I know she’s right. I can feel it deep in my soul, but it’s hard to let go of the things that made me run so long ago. I clung to them and used them to make me strong while I learned how to love myself.

I chat with Dahlia until we’re almost at the clubhouse and then I thank her for her advice. “Of course. You’re my friend. Call me when you need more tips on how to deal with a caveman, but I will tell you this—a good blow job works wonders.”

She’s cackling as she hangs up the phone and I am left a little stunned. Her advice gives me ideas. Ideas of how Bennett’s cock will feel in my mouth and how he will taste. I’m turned on and excited to see him by the time I park and that’s when I realize that I need to listen to him, and then let the past go.

If I don’t, I might miss out on a beautiful future and that would be a shame.

CHAPTER 10

PENANCE

The exhaustion I’ve been feeling all day as I’ve been investigating Sam’s death is deep. It’s a feeling I don’t think even a week of sleep will chase away. It’s not just Sam’s death either, it’s being so close to everything I want, but knowing it could be taken away from me at any moment.

I need Evelyn in my life. Having her in my arms for one night has made it obvious to me. I’m not sure how I survived being away from her for so long. I’m kicking myself for not approaching her since she moved back. There’s so much wasted time staring back at me when I think of her.

Back then and now.

The sense of peace I woke up with as her soft curves grounded me while reminding me there is hope in this world, is one I need. Then when I came down to the kitchen, I was relieved to find her talking with Lennon and McKenzie. It made my heart happy in a way I didn’t know I could feel.

I’ve felt a sense of accomplishment when I’ve helped those who have been trafficked. It didn’t make me happy, not in the way Evelyn does.

There aren’t enough leads on Sam’s death. None of the cameras caught anything useful. All we have is speculation and a gut feeling. It’s very possible this is related to us working for Volkov. If it is, war will be on our doorstep.

We aren’t going to stop doing the work we’re doing. We can’t. Not after what happened to Monk’s sister.

I only met the man after he lost his sister, not just to traffickers, but to the demons in her head after she was rescued. I can see that those same demons haunt him. The only thing in his life that gives him purpose is saving others from the same fate, and the club.

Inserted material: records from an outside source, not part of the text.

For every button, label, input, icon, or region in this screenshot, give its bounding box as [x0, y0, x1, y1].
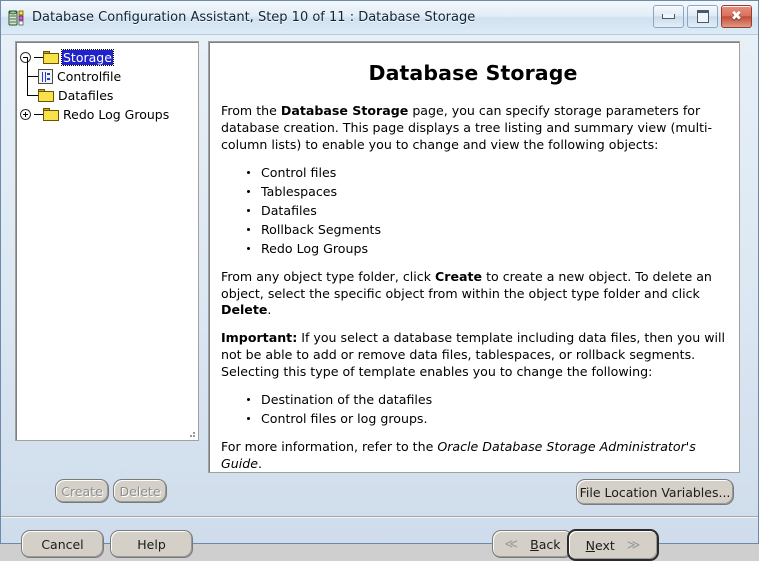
help-content-panel: Database Storage From the Database Stora… — [208, 41, 740, 473]
list-item: Rollback Segments — [247, 221, 725, 239]
title-bar: Database Configuration Assistant, Step 1… — [1, 1, 758, 35]
next-label-rest: ext — [594, 537, 615, 553]
list-item: Redo Log Groups — [247, 240, 725, 258]
page-title: Database Storage — [368, 61, 578, 85]
tree-connector — [34, 114, 43, 115]
help-emphasis: Delete — [221, 302, 268, 318]
help-button[interactable]: Help — [110, 530, 193, 558]
help-button-label: Help — [137, 536, 166, 552]
back-button-label: Back — [530, 537, 560, 552]
window-title: Database Configuration Assistant, Step 1… — [32, 10, 476, 25]
tree-node-controlfile[interactable]: Controlfile — [20, 58, 198, 86]
help-text: For more information, refer to the — [221, 438, 438, 454]
changeable-items-list: Destination of the datafiles Control fil… — [221, 391, 725, 428]
folder-icon — [43, 108, 59, 121]
help-text: . — [257, 455, 262, 471]
help-text: From any object type folder, click — [221, 268, 436, 284]
dialog-body: Storage Controlfile Datafiles Redo Log G… — [1, 35, 758, 561]
create-button-label: Create — [61, 483, 103, 499]
maximize-icon — [696, 10, 709, 23]
tree-node-label: Datafiles — [58, 88, 114, 103]
database-app-icon — [8, 9, 26, 27]
chevron-right-icon: ≫ — [626, 537, 641, 553]
chevron-left-icon: ≪ — [504, 536, 519, 552]
window-controls: ✖ — [653, 5, 752, 28]
tree-connector — [27, 58, 38, 77]
minimize-button[interactable] — [653, 5, 684, 28]
help-text: If you select a database template includ… — [221, 330, 725, 379]
important-label: Important: — [221, 330, 298, 346]
cancel-button-label: Cancel — [41, 536, 84, 552]
expand-plus-icon[interactable] — [20, 108, 33, 121]
tree-connector — [27, 77, 38, 96]
help-emphasis: Database Storage — [280, 103, 409, 119]
close-icon: ✖ — [731, 9, 742, 24]
help-paragraph-reference: For more information, refer to the Oracl… — [221, 439, 725, 472]
help-text: From the — [221, 103, 281, 119]
list-item: Control files or log groups. — [247, 410, 725, 428]
back-button[interactable]: ≪ Back — [492, 530, 573, 558]
tree-node-redo-log-groups[interactable]: Redo Log Groups — [20, 105, 198, 124]
tree-node-label: Redo Log Groups — [63, 107, 170, 122]
back-mnemonic: B — [530, 536, 539, 552]
delete-button[interactable]: Delete — [113, 479, 167, 503]
tree-node-label: Controlfile — [57, 69, 122, 84]
storage-tree-panel[interactable]: Storage Controlfile Datafiles Redo Log G… — [15, 41, 199, 441]
tree-node-label: Storage — [61, 49, 114, 66]
list-item: Control files — [247, 164, 725, 182]
minimize-icon — [662, 14, 675, 19]
tree-node-storage[interactable]: Storage — [20, 48, 198, 67]
folder-icon — [43, 51, 59, 64]
next-mnemonic: N — [585, 537, 595, 553]
close-button[interactable]: ✖ — [721, 5, 752, 28]
divider — [1, 516, 758, 518]
delete-button-label: Delete — [119, 483, 161, 499]
list-item: Datafiles — [247, 202, 725, 220]
resize-grip[interactable] — [186, 428, 196, 438]
file-location-variables-label: File Location Variables... — [579, 484, 731, 500]
help-paragraph-1: From the Database Storage page, you can … — [221, 103, 725, 153]
tree-node-datafiles[interactable]: Datafiles — [20, 77, 198, 105]
next-button[interactable]: Next ≫ — [567, 529, 659, 561]
help-paragraph-important: Important: If you select a database temp… — [221, 330, 725, 380]
cancel-button[interactable]: Cancel — [21, 530, 104, 558]
help-emphasis: Create — [435, 268, 483, 284]
storage-tree: Storage Controlfile Datafiles Redo Log G… — [16, 42, 198, 124]
help-text: . — [267, 302, 272, 318]
next-button-label: Next — [586, 538, 615, 553]
help-paragraph-2: From any object type folder, click Creat… — [221, 269, 725, 319]
back-label-rest: ack — [538, 536, 561, 552]
folder-icon — [38, 89, 54, 102]
create-button[interactable]: Create — [55, 479, 109, 503]
objects-list: Control files Tablespaces Datafiles Roll… — [221, 164, 725, 257]
list-item: Tablespaces — [247, 183, 725, 201]
controlfile-document-icon — [38, 69, 53, 84]
dialog-window: Database Configuration Assistant, Step 1… — [0, 0, 759, 561]
maximize-button[interactable] — [687, 5, 718, 28]
file-location-variables-button[interactable]: File Location Variables... — [576, 479, 734, 505]
list-item: Destination of the datafiles — [247, 391, 725, 409]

We could go after anyone from Morozov’s organization that might be left around, but—and this is a big but—what if we’re wrong and it’s not related. None of our guts are evidence, and we have to be smart about our next mood. Even if everything in us wants retribution right now.

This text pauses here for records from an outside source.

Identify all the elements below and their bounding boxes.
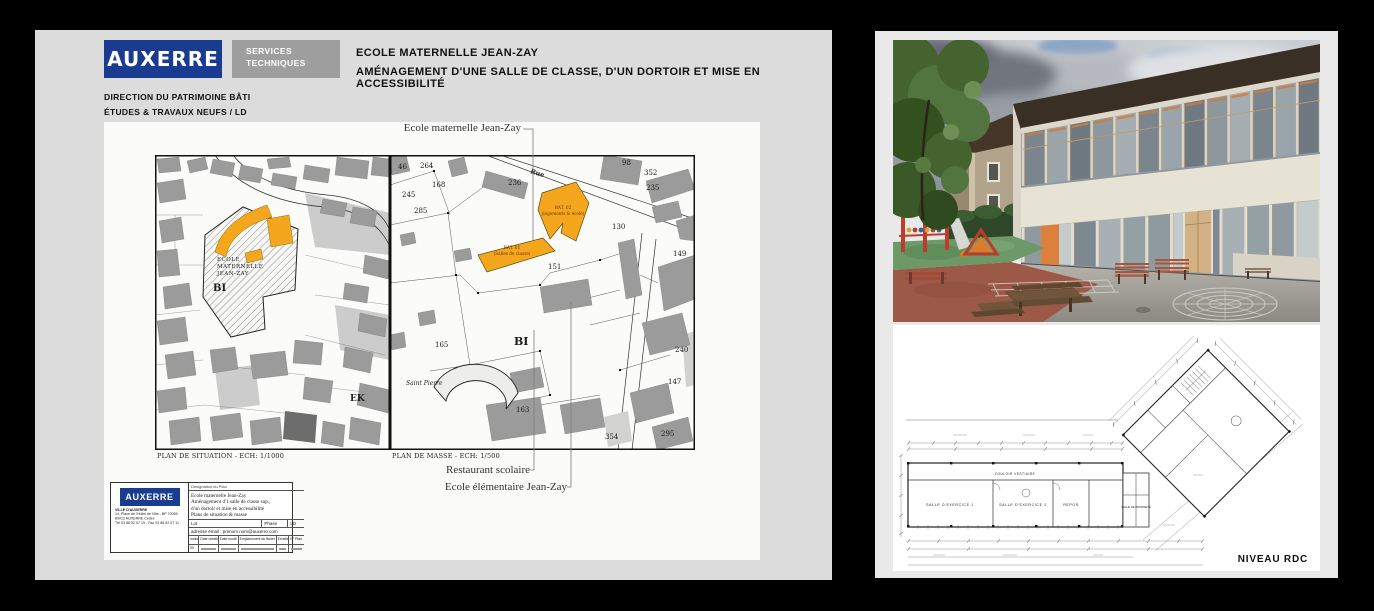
td-date-modif bbox=[219, 545, 239, 552]
parcel-number: 245 bbox=[402, 191, 415, 199]
phase-value: LD bbox=[290, 521, 297, 526]
title-block-logo-text: AUXERRE bbox=[125, 492, 174, 502]
services-line2: TECHNIQUES bbox=[246, 58, 306, 68]
orange-wall-panel bbox=[1041, 224, 1059, 266]
designation-block: Ecole maternelle Jean-Zay Aménagement d'… bbox=[189, 491, 304, 519]
phase-label: Phase bbox=[262, 520, 289, 527]
th-indice: Indice bbox=[189, 536, 200, 544]
td-indice: 00 bbox=[189, 545, 200, 552]
designation-line4: Plans de situation & masse bbox=[191, 512, 247, 519]
section-ek: EK bbox=[350, 394, 366, 404]
caption-plan-masse: PLAN DE MASSE - ECH: 1/500 bbox=[392, 452, 500, 460]
th-emplacement: Emplacement du fichier bbox=[239, 536, 277, 544]
td-echelle bbox=[277, 545, 290, 552]
section-bi: BI bbox=[514, 335, 528, 348]
images-panel: SALLE D'EXERCICE 1 SALLE D'EXERCICE 2 RE… bbox=[875, 31, 1338, 578]
parcel-number: 240 bbox=[675, 346, 688, 354]
parcel-number: 98 bbox=[622, 159, 631, 167]
address-line3: Tél 03 86 52 07 19 - Fax 03 86 52 07 11 bbox=[115, 520, 179, 526]
parcel-number: 151 bbox=[548, 263, 561, 271]
parcel-number: 165 bbox=[435, 341, 448, 349]
room-repos: REPOS bbox=[1063, 503, 1079, 507]
project-title: ECOLE MATERNELLE JEAN-ZAY AMÉNAGEMENT D'… bbox=[356, 47, 832, 90]
title-line2: AMÉNAGEMENT D'UNE SALLE DE CLASSE, D'UN … bbox=[356, 66, 761, 90]
td-emplacement bbox=[239, 545, 277, 552]
parcel-number: 285 bbox=[414, 207, 427, 215]
revision-table: Indice Date création Date modif. Emplace… bbox=[189, 535, 305, 552]
room-salle-exercice-1: SALLE D'EXERCICE 1 bbox=[926, 503, 974, 507]
maps-row: ECOLE MATERNELLE JEAN-ZAY BI EK BAT. 02 … bbox=[155, 155, 695, 450]
title-block-address: VILLE D'AUXERRE 14, Place de l'Hôtel de … bbox=[115, 508, 187, 525]
floor-plan-svg: SALLE D'EXERCICE 1 SALLE D'EXERCICE 2 RE… bbox=[893, 325, 1320, 571]
drawing-sheet: Ecole maternelle Jean-Zay Restaurant sco… bbox=[104, 122, 760, 560]
parcel-number: 46 bbox=[398, 163, 407, 171]
room-couloir: COULOIR VESTIAIRE bbox=[995, 472, 1036, 476]
title-block-left: AUXERRE VILLE D'AUXERRE 14, Place de l'H… bbox=[111, 483, 189, 552]
masse-map: BAT. 02 (logements & école) BAT. 01 (Sal… bbox=[390, 155, 695, 450]
email-row: adresse email : prenom.nom@auxerre.com bbox=[189, 527, 305, 535]
td-date-creation bbox=[199, 545, 219, 552]
painted-circle-game bbox=[1172, 287, 1278, 321]
annotation-restaurant-scolaire: Restaurant scolaire bbox=[446, 464, 530, 476]
dark-building bbox=[283, 411, 317, 443]
auxerre-logo: AUXERRE bbox=[104, 40, 222, 78]
bat-top-desc: (logements & école) bbox=[542, 211, 585, 216]
section-bi: BI bbox=[213, 283, 226, 294]
title-block-right: Désignation du Plan Ecole maternelle Jea… bbox=[189, 483, 305, 552]
parcel-number: 147 bbox=[668, 378, 681, 386]
room-salle-exercice-2: SALLE D'EXERCICE 2 bbox=[999, 503, 1047, 507]
td-num-plan bbox=[289, 545, 304, 552]
school-photo bbox=[893, 40, 1320, 322]
parcel-number: 130 bbox=[612, 223, 625, 231]
lot-label: Lot bbox=[189, 520, 263, 527]
parcel-number: 163 bbox=[516, 406, 529, 414]
parcel-number: 236 bbox=[508, 179, 522, 187]
title-block: AUXERRE VILLE D'AUXERRE 14, Place de l'H… bbox=[110, 482, 305, 553]
bat-bottom-desc: (Salles de classe) bbox=[494, 251, 531, 256]
revision-value-row: 00 bbox=[189, 544, 305, 552]
th-date-creation: Date création bbox=[199, 536, 219, 544]
th-date-modif: Date modif. bbox=[219, 536, 239, 544]
auxerre-logo-text: AUXERRE bbox=[107, 47, 219, 71]
th-num-plan: N° Plan bbox=[290, 537, 302, 541]
parcel-number: 168 bbox=[432, 181, 445, 189]
annotation-ecole-maternelle: Ecole maternelle Jean-Zay bbox=[403, 122, 521, 134]
place-label: Saint Pierre bbox=[406, 380, 443, 387]
floor-plan: SALLE D'EXERCICE 1 SALLE D'EXERCICE 2 RE… bbox=[893, 325, 1320, 571]
services-techniques-badge: SERVICES TECHNIQUES bbox=[232, 40, 340, 78]
title-block-logo: AUXERRE bbox=[119, 488, 180, 506]
situation-map: ECOLE MATERNELLE JEAN-ZAY BI EK bbox=[155, 155, 390, 450]
annotation-ecole-elementaire: Ecole élémentaire Jean-Zay bbox=[444, 481, 567, 493]
school-photo-svg bbox=[893, 40, 1320, 322]
label-jean-zay: JEAN-ZAY bbox=[216, 271, 249, 277]
parcel-number: 264 bbox=[420, 162, 434, 170]
parcel-number: 295 bbox=[661, 430, 674, 438]
lot-phase-row: Lot Phase LD bbox=[189, 519, 305, 527]
revision-header-row: Indice Date création Date modif. Emplace… bbox=[189, 536, 304, 544]
dept-line2: ÉTUDES & TRAVAUX NEUFS / LD bbox=[104, 107, 247, 117]
services-line1: SERVICES bbox=[246, 46, 293, 56]
document-panel: AUXERRE SERVICES TECHNIQUES ECOLE MATERN… bbox=[35, 30, 832, 580]
designation-header: Désignation du Plan bbox=[189, 483, 305, 491]
title-line1: ECOLE MATERNELLE JEAN-ZAY bbox=[356, 47, 539, 59]
th-echelle: Echelle bbox=[277, 536, 290, 544]
manhole bbox=[1135, 307, 1151, 313]
dept-line1: DIRECTION DU PATRIMOINE BÂTI bbox=[104, 92, 251, 102]
junction-block bbox=[1122, 472, 1150, 528]
department-label: DIRECTION DU PATRIMOINE BÂTI ÉTUDES & TR… bbox=[104, 90, 250, 120]
screenshot-root: { "left_panel": { "logo_text": "AUXERRE"… bbox=[0, 0, 1374, 611]
plan-level-label: NIVEAU RDC bbox=[1237, 554, 1308, 565]
label-ecole: ECOLE bbox=[217, 257, 240, 263]
parcel-number: 149 bbox=[673, 250, 686, 258]
parcel-number: 235 bbox=[646, 184, 659, 192]
room-proprete: SALLE DE PROPRETÉ bbox=[1121, 504, 1151, 509]
parcel-number: 352 bbox=[644, 169, 657, 177]
caption-plan-situation: PLAN DE SITUATION - ECH: 1/1000 bbox=[157, 452, 285, 460]
parcel-number: 354 bbox=[605, 433, 619, 441]
label-maternelle: MATERNELLE bbox=[217, 264, 263, 270]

I take a deep breath when I climb off my bike and see Evelyn’s car is already in the lot. I’ve checked in with her a few times and enough times with Chains that he was probably getting sick of me, but knowing I’ll be able to put my eyes on her has my feet moving quickly toward the door. I hear her laughter the moment I’m inside.

My eyes snag on her across the common room where she’s sitting on one of the couches with McKenzie, Lennon, Bronco, and a few other brothers hanging out around her. The light catches her blonde hair, but it’s the smile on her face and the laughter in her eyes that makes her luminous.

I stalk in her direction, sending menacing looks at the single brothers who have been drawn to my little feather. They smirk at me, and I can only hope they know that I’ll kill them before I let anyone take her from me. Not again. I wouldn’t survive it.

I’m a little surprised when I hold my hand out for Evelyn, and she slips hers into it without hesitation. I pull her to her feet, and she lands against my chest with a small oomph. Her navy eyes are wide and full of surprise and heat as she looks up at me.

I swoop down and kiss her, needing to taste her, needing her to melt against me. She doesn’t disappoint. As I’m surrounded by her citrus and jasmine scent, I can relax for the first time since I saw her this morning.

I mumble against her lips, “I missed you, little feather.”